Canada's Prime Minister Justin Trudeau paid a surprise visit to the Ukrainian town of Irpin, which had been temporarily held by Russian troops, the town's mayor said on Telegram.
"I've just had an honor to meet with the Prime Minister of Canada Justin Trudeau, who came to Irpin to see with his own eyes all the horror which Russian occupiers have caused to our town," Irpin Mayor Oleksandr Markushyn said on his Telegram channel.
Trudeau, addressing a news conference after talks with Ukrainian President Volodymyr Zelenskyy, said Canada was imposing new sanctions on Russian individuals and entities in connection with Moscow's invasion of Ukraine.
"Today, I'm announcing more military assistance, drone cameras, satellite imagery, small arms, ammunition and other support, including funding for demining operations," Trudeau said.
"And we're bringing forward new sanctions on 40 Russian individuals and five entities, oligarchs and close associates of the regime in the defense sector, all of them complicit in Putin's war," in a reference to Russian President Vladimir Putin.

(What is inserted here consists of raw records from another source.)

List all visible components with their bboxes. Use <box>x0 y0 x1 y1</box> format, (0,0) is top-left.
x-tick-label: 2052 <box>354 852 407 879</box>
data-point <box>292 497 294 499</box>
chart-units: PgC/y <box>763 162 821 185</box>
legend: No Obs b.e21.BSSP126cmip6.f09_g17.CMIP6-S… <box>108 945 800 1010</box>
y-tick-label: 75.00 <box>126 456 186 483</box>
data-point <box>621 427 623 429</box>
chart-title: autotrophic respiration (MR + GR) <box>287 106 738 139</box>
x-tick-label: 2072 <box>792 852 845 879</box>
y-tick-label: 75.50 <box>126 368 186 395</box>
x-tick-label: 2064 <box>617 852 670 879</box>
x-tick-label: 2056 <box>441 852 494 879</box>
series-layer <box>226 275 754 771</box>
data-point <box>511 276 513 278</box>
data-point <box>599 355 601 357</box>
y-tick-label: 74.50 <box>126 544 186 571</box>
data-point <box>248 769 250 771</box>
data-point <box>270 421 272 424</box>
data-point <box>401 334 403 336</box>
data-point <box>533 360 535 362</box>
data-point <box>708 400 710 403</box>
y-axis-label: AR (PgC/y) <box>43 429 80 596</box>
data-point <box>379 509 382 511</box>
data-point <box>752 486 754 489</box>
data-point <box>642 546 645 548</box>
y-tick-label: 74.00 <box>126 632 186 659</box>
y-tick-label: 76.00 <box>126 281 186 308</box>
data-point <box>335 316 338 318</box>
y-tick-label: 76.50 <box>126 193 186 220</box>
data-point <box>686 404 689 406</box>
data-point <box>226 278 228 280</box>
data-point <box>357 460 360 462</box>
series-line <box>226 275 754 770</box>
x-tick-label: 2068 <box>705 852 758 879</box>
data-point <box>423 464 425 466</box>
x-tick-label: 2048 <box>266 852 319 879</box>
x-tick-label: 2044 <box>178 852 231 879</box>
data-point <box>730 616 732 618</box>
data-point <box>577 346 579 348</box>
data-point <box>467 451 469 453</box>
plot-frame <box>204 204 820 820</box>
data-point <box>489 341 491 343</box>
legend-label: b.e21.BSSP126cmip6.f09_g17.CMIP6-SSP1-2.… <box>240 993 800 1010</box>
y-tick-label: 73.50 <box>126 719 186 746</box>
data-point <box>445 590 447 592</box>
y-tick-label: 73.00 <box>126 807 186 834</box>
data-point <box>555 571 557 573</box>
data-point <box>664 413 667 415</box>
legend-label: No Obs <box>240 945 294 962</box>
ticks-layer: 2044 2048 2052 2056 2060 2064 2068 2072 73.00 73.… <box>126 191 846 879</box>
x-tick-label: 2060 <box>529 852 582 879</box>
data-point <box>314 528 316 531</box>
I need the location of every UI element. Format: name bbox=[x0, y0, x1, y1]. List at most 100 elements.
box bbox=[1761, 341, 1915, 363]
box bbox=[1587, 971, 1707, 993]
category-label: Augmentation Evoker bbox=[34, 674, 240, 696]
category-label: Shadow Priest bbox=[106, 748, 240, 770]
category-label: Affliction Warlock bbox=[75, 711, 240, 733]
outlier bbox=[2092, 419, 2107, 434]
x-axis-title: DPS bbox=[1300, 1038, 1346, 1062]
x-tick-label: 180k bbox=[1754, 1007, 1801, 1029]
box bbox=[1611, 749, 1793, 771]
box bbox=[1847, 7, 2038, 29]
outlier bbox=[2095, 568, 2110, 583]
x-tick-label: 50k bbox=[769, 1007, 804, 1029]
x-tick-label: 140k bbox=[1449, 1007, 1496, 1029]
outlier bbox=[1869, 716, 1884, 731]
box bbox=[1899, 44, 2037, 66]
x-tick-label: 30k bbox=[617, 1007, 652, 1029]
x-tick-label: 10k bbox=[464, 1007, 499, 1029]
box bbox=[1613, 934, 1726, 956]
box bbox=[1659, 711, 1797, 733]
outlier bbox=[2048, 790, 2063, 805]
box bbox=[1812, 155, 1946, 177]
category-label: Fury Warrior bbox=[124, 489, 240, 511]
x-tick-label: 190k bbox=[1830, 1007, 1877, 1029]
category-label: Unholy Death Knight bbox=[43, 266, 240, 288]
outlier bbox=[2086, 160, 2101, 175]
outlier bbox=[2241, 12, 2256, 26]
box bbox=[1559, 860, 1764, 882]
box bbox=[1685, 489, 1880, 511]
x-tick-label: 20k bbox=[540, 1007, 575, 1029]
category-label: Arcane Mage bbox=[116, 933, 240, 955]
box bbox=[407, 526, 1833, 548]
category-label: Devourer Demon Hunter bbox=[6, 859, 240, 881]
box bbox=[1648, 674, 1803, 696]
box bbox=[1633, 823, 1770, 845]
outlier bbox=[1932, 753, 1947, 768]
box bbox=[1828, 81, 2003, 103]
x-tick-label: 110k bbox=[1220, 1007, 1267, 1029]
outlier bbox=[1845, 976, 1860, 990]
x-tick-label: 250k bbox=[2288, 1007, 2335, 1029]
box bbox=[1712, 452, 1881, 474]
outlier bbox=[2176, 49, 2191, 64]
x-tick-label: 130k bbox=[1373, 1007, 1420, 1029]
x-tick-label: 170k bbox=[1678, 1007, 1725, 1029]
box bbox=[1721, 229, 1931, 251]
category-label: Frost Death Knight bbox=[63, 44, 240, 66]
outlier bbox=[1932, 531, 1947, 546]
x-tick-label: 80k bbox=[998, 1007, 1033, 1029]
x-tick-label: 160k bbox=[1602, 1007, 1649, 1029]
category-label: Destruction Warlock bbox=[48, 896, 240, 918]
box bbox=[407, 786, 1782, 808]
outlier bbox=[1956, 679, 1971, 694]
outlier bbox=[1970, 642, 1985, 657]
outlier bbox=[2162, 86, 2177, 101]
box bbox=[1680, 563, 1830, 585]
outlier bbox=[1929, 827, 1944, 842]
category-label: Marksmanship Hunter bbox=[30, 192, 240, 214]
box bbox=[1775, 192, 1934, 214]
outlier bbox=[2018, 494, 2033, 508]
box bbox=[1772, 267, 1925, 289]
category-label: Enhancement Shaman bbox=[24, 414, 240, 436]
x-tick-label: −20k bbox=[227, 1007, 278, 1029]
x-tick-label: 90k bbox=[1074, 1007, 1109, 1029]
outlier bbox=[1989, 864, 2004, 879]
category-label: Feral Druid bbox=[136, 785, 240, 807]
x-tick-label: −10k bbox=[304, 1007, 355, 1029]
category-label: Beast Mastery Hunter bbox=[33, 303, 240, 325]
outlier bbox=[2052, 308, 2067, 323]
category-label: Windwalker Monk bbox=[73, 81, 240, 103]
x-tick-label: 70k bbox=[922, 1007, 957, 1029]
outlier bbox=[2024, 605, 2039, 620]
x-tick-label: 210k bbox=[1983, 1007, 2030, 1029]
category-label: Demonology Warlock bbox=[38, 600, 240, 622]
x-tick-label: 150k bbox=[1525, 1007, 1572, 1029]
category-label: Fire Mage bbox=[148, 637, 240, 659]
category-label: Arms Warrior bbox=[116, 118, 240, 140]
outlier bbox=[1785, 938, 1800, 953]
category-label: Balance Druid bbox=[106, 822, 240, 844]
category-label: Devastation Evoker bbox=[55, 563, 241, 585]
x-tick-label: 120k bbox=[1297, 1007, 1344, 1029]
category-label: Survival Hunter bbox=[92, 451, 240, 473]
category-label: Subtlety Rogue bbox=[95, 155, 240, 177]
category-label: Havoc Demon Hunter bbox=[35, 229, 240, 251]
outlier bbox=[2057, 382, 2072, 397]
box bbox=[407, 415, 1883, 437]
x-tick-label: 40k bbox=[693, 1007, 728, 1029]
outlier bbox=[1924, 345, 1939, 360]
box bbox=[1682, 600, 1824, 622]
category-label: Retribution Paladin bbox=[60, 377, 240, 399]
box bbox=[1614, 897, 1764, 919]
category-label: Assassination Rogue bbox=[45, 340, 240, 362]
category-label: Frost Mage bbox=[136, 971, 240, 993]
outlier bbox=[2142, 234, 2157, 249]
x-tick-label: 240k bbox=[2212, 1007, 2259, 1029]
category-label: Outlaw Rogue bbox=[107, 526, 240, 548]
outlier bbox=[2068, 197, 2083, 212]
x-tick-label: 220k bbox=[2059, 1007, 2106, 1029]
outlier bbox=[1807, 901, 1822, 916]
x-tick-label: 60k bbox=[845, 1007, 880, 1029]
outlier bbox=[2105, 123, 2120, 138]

Trudeau visited the town of Irpin outside Kyiv, the focal point of fierce battles between Ukrainian and Russian troops before the Russians withdrew late in March.
He said Canada was reopening its embassy in the Ukrainian capital.
Canada was also providing $25 million to the U.N.'s World Food Programme as part of efforts to uphold food security and would remove trade tariffs on all Ukrainian imports to Canada for next year.
Trudeau is the latest Western leader to come to Ukraine to offer their support to the country.
U.S. first lady Jill Biden made an unannounced visit to western Ukraine. She held a surprise Mother’s Day meeting with Ukraine's first lady, Olena Zelenska, at a village school as Russia pressed its punishing war in the eastern regions.
Biden traveled under the cloak of secrecy, becoming the latest high-profile American to enter Ukraine during its 10-week-old conflict with Russia.